# Smoothing sums wiki page

[[Update (April 5, 2009): now that the Tricki is officially available, the original article below will not be updated anymore. For the latest version, see here.]]

Title: Smooth sums

Quick description: It is often difficult to evaluate asymptotically sums of the type $\sum_{n=1}^N{a(n)},$

but much simpler to deal with $\sum_{n\geq 1}{a(n)\varphi(n)}$

where φ is a smooth function, which vanishes or decays very fast for n larger than N. Such sums are called smoothed sums.

This trick is useful because it often turns out, either that the original problem leading to the first type of sums could be treated using the second type; or that understanding the smoothed sums may be the right path to understanding the first ones.

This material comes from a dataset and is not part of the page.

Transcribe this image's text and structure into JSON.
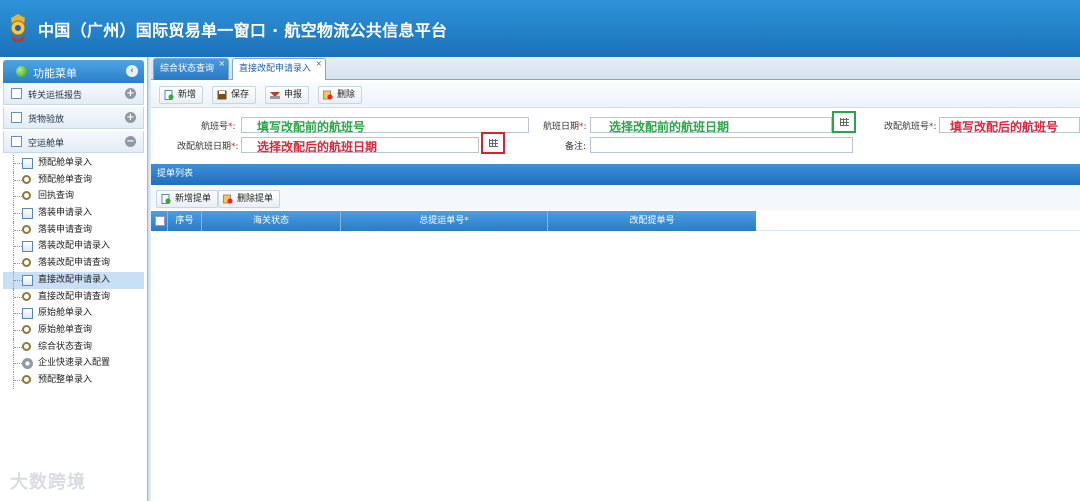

General discussion: The underlying facts behind this trick are two elementary properties of harmonic analysis: (1) a Fourier (or similar) transform of a product is the convolution of the Fourier transforms of the arguments; (2) in the sums above, one of the arguments in the product is an (implicit) characteristic function of the interval of summation, and Fourier transforms exchange properties of regularity with properties of decay at infinity, so that after applying the Fourier transform to the product, the smoothing function becomes a rapidly decaying factor which simplifies many further analytic manipulations. Thus, this technique may be interpreted also as some form of regularization.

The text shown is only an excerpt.